На несколько мгновений в кабинете воцарилась полная тишина.
— Скажите, — осторожно спросил ландграфа первый принц Тьмы, — вам встречалось выражение "дубина народной войны"?
— Я всё понял, — прикрыл глаза Предвестник Хаоса и Вечного Небытия, — значит, я могу рассчитывать на вашу поддержку?
— Безусловно, — сурово произнёс ле Гранд, — не заслуживает снисхождения тот, кто так похабно относится к воплощению народного духа — его могучему и великому языку.
— Говорят, именно он и создал его, — лёгкая ироничная улыбка тронула губы ландграфа.
— Считаете, я бы не справился с этой задачей? — грозно сдвинул брови Лионель, — или жалкие тридцать лет — это какой-то огромный срок?
— Хорошо быть первым, правда? — оскалился фон Инфернберг.
— И, кроме того, — не дал себя смутить ле Гранд, — как распорядился он своим достижением? Вся его поэзия — чистой воды пустая дребедень, да и проза, откровенно говоря, немногим лучше. Джесс, да в том четверостишии, что вы сочинили вчера смысла больше, чем во всём его рифмоплётстве. Напомните ещё раз, как оно звучит.
— По лезвию бритвы улитка ползёт.
Не каждому так чертовски везёт.
По лезвию бритвы ползти не спеша.
И думать при этом, как жизнь хороша.
— Вот блестящий пример, когда содержание торжествует над формой, — одобрительно кивнул первый принц Тьмы, — вот что я называю искусством. Зависть, конечно, дрянное чувство, не стану спорить, но как я понимаю Мишеля в его рассуждениях. Стрелялся с каким-то безродным чужеземцем...
— Ну, не с таким уж и безродным, — попробовал возразить ландграф.
— Не важно, — раздражённо отмахнулся Лионель, — получил пулю в бедро и тем самым обессмертил себя. Повезло, просто повезло. И самое главное — из-за кого стрелялся? Из-за женщины, как последний пошляк и мещанин.
— А из-за чего устраивают дуэли истинные служители муз? — полюбопытствовал Даймон.
— Из-за жизненных принципов и только из-за них, — безапелляционно заявил ле Гранд, — как, например, я с этим Зверобоем — Кожаным Чулком — Зебулоном Стумпом.
— Но ведь ваша дуэль не состоялась? — вскинул бровь четвёртый принц Тьмы.
— Какая разница, главное, я послал вызов, — невозмутимо ответил Лионель.
— С другой стороны, пройди она на ваших условиях, — задумчиво приложил палец к подбородку фон Инфернберг, — с шести шагов, из охотничьих ружей, заряженных картечью на кабана. В истории нашего народа это была бы, наверное, самая великая и трагическая глупость. Скажите, что такого вы имели против шампанского и писателя-секунданта?

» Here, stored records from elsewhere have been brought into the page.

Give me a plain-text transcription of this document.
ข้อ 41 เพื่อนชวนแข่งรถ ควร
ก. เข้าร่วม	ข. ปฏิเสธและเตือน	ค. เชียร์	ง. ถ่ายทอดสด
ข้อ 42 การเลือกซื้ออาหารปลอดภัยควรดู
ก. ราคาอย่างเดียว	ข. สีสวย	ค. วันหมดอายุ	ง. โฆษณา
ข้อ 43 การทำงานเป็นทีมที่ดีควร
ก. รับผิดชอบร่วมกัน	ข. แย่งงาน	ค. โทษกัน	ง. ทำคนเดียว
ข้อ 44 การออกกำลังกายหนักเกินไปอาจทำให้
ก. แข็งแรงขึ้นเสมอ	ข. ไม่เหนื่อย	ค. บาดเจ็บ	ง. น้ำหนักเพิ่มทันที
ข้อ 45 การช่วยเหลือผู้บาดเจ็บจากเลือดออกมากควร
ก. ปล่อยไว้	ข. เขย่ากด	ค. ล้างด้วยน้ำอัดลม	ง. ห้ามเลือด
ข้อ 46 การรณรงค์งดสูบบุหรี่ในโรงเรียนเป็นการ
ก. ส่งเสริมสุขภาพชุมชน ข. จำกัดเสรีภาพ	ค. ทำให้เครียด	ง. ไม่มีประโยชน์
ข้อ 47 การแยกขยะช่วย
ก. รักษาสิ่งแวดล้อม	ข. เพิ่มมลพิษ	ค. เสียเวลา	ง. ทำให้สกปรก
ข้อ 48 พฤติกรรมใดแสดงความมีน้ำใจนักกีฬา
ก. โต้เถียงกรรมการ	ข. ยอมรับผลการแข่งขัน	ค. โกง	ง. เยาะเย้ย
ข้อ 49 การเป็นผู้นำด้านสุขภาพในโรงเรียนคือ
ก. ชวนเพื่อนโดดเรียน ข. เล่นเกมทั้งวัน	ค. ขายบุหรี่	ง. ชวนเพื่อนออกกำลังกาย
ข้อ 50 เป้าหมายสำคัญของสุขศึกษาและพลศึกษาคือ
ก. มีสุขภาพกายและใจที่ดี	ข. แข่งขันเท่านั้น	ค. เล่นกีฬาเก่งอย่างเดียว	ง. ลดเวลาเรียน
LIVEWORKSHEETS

— Это превращает смертельный поединок в, мне нравится это любимое выражение ле Блана, как оно там, ага... жалкую пошлую оперетку, — объяснил первый принц Тьмы.
— И в самом деле, когда стреляются из-за жизненных принципов, такое изрядно раздражает, — согласился ландграф, — напомните, что за принцип вы собирались отстаивать с оружием в руках?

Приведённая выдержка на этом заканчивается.